Lecture #5A

[mercredi 9 juin 2004]

L’AUTRE SOIR, ce gros nul de Nabil est venu m’aider à faire mon devoir d’éducation civique. Le sujet ressemblait à un titre de reportage d’« Envoyé spécial » : « L’ abstention, pourquoi ? »

    Avec Nabil le nul on en a discuté. Il pense par exemple qu’un mec de la cité du Paradis qui ne va plus à l’école depuis longtemps, qui n’arrive pas à trouver du boulot, dont les parents ne travaillent pas et qui partage sa chambre avec ses quatre petits frères, « qu’est-ce qu’il en a à foutre de voter » ? Il a raison Nabil. Le type doit déjà se battre pour survivre au quotidien, alors son devoir de citoyen... Si la situation s’améliorait pour lui, il pourrait avoir envie de se bouger et de voter. En plus, je vois pas très bien par qui il pourrait se sentir représenté. Eh ben voilà, c’est à ce type-là qu’il faut demander : « L’abstention, pourquoi ? » Pas à une classe de boutonneux de quinze ans.

    Je me dis que c’est peut-être pour ça que les cités sont laissées à l’abandon, parce que ici peu de gens votent. On est d’aucune utilité politique si on vote pas. Moi, à dix-huit ans, j’irai voter. Ici, on n’a jamais la parole. Alors quand on nous la donne, il faut la prendre.

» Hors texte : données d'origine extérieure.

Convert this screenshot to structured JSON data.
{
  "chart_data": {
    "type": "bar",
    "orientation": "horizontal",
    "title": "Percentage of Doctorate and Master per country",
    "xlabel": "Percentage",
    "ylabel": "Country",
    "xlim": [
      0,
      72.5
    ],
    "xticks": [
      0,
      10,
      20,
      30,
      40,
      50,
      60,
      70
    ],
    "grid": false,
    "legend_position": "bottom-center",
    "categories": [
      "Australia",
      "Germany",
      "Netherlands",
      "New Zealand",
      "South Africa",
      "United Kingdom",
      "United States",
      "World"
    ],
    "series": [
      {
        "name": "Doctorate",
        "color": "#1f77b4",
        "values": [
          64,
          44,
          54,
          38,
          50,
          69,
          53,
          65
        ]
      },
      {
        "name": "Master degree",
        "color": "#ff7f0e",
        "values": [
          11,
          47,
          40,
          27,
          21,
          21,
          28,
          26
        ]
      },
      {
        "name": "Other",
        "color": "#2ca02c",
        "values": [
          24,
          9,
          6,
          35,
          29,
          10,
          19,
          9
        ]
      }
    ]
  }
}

    Bref, ce soir-là, Nabil, au lieu de partir dès qu’on a eu fini et de rentrer chez sa mère, il restait là, il parlait, tout en finissant le paquet de crackers qui était sur la table. Je croyais qu’ils allaient faire la semaine mes crackers, mais bon, tant pis... Quand enfin ce nullard s’est décidé à dégager, je l’ai raccompagné, et à la porte d’entrée, il a soudainement changé d’expression. Il a pris sa tête sérieuse, s’est avancé vers moi et m’a fait une bise sur la bouche. En vrai.

    Non seulement il bouffe tous mes crackers mais en plus, il ose m’embrasser sans me demander mon avis ! Le pire, c’est que, comme une mule, j’ai rien trouvé à dire. Je suis juste devenue toute rouge comme les poivrons que ma mère prépare en sauce et j’ai bafouillé un « salut ! » à peine audible en refermant la porte. Après ça, j’ai couru boire un grand verre de sirop de menthe et je me suis brossé les dents deux fois pour faire partir le goût de Nabil.

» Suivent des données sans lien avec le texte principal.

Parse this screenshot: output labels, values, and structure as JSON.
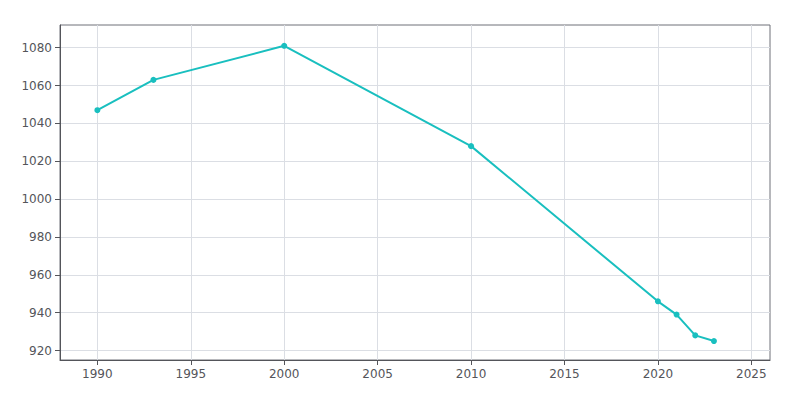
{
  "chart_data": {
    "type": "line",
    "x": [
      1990,
      1993,
      2000,
      2010,
      2020,
      2021,
      2022,
      2023
    ],
    "values": [
      1047,
      1063,
      1081,
      1028,
      946,
      939,
      928,
      925
    ],
    "color": "#19BFBF",
    "marker": "circle",
    "xlim": [
      1988,
      2026
    ],
    "ylim": [
      915,
      1092
    ],
    "xticks": [
      1990,
      1995,
      2000,
      2005,
      2010,
      2015,
      2020,
      2025
    ],
    "yticks": [
      920,
      940,
      960,
      980,
      1000,
      1020,
      1040,
      1060,
      1080
    ],
    "grid": true
  }
}
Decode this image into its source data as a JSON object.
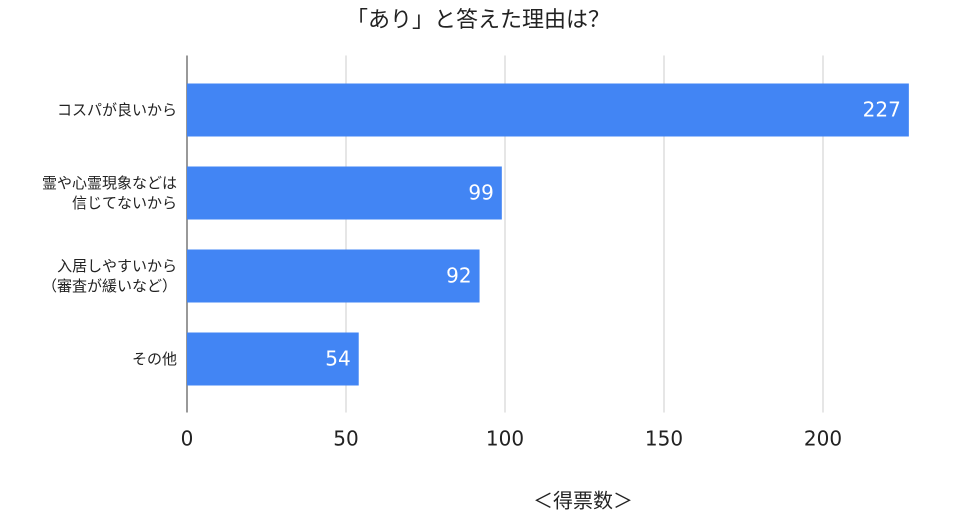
{
  "chart_data": {
    "type": "hbar",
    "title": "「あり」と答えた理由は？",
    "x_label": "＜得票数＞",
    "categories": [
      "コスパが良いから",
      "霊や心霊現象などは\n信じてないから",
      "入居しやすいから\n（審査が緩いなど）",
      "その他"
    ],
    "values": [
      227,
      99,
      92,
      54
    ],
    "color": "#4285f4",
    "xlim": [
      0,
      230
    ],
    "xticks": [
      0,
      50,
      100,
      150,
      200
    ],
    "grid": true
  }
}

    Qu’est-ce que je vais faire maintenant ? Je pourrais peut-être essayer de faire croire à tout le monde qu’après une chute de vélo, j’ai perdu connaissance et me suis réveillée amnésique, que je ne me souviens plus de rien, mais alors de rien du tout... Le problème c’est que ça va pas être très crédible. Tout le monde sait que j’ai pas de vélo et pas les moyens de m’en acheter un. Ou alors je pourrais faire de la chirurgie esthétique et devenir quelqu’un d’autre pour qu’il ne me reconnaisse pas et qu’il ne recommence jamais à coller ses grosses lèvres gercées sur les miennes. Beurk.

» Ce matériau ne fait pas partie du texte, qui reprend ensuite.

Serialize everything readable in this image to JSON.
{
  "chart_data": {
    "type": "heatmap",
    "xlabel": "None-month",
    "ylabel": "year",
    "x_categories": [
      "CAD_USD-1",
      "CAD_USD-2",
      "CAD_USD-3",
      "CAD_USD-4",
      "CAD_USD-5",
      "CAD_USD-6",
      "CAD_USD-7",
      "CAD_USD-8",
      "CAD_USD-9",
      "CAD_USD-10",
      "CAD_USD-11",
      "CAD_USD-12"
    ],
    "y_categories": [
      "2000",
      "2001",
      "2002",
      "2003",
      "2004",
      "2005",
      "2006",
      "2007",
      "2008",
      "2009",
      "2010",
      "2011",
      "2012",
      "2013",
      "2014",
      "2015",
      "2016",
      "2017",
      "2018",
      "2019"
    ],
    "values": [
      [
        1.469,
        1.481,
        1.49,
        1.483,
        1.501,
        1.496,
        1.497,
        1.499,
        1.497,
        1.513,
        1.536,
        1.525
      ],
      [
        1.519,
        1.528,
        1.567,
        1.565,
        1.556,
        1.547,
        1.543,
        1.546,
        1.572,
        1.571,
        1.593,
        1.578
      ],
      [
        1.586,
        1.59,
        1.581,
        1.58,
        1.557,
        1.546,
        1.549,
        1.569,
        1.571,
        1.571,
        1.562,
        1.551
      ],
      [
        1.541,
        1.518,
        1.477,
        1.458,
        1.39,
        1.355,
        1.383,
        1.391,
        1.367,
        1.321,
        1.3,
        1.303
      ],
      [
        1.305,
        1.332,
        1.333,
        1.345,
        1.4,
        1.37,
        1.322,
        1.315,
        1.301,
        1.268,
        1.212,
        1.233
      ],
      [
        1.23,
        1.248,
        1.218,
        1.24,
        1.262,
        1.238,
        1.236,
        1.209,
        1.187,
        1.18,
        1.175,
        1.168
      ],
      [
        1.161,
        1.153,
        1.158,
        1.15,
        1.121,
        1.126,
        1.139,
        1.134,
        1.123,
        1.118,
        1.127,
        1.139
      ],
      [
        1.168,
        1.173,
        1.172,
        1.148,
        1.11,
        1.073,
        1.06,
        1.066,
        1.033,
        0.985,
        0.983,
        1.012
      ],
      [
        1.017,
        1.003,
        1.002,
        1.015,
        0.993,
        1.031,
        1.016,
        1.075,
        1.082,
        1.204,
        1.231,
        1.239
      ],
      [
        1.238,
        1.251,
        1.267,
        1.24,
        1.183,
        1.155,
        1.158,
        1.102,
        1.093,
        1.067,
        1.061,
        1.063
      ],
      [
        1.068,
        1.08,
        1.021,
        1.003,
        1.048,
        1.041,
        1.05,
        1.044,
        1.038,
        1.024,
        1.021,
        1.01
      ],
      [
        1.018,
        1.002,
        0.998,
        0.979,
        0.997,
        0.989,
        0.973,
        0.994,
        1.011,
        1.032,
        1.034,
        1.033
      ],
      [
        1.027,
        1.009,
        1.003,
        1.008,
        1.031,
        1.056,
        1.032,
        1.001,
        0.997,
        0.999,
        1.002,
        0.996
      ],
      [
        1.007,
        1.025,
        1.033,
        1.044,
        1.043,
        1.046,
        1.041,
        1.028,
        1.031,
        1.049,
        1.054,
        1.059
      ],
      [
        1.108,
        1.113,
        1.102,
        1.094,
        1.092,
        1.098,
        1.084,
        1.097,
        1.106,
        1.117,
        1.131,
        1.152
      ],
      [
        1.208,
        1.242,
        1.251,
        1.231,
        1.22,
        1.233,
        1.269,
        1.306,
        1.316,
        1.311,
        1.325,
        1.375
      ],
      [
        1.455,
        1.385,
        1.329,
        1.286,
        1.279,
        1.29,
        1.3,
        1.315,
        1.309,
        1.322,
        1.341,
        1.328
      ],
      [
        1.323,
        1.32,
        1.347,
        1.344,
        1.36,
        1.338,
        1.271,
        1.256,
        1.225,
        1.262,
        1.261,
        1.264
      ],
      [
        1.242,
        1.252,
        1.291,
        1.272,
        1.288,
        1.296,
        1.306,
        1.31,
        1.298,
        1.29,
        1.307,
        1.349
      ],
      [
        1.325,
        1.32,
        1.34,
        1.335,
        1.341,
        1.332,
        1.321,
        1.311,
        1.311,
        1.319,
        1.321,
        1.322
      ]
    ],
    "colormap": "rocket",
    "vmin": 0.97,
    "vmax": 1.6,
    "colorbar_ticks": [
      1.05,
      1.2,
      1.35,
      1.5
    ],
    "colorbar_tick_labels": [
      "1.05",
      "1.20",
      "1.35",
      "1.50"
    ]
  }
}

    Ça ressemble vraiment pas à ce que j’avais imaginé pour mon premier baiser. Non, moi, je voyais plutôt ça dans un décor de rêve, au bord d’un lac, en forêt, au soleil couchant avec un super type qui ressemblerait un peu au mec qui joue dans la pub pour les vitamines, celui qui fait un demi-tour sur sa chaise, se met bien face à la caméra avec son sourire dentifrice et fait : « Si juvabien, c’est Juvamine ! » Le mec, il serait en train de m’expliquer comment on fait du feu avec une lime à ongles et un caillou quand, au milieu de notre entretien philosophique, on irait l’un vers l’autre, tout doucement, et on s’embrasserait, naturellement, comme si on le faisait depuis toujours. Bien sûr, quand j’imagine cette scène, moi, je suis bien coiffée, bien habillée et j’ai un peu plus de poitrine.

    L’histoire de la bouche de Nabil, personne n’est au courant. Trop l’affiche. Même pas Mme Burlaud et surtout pas Maman. Si elle apprend ça, elle me tue. Je lui en veux à Nabil de m’avoir volé mon premier baiser et d’avoir descendu mon paquet de biscuits salés, mais pas autant que je croyais que je lui en voudrais. Enfin, je me comprends.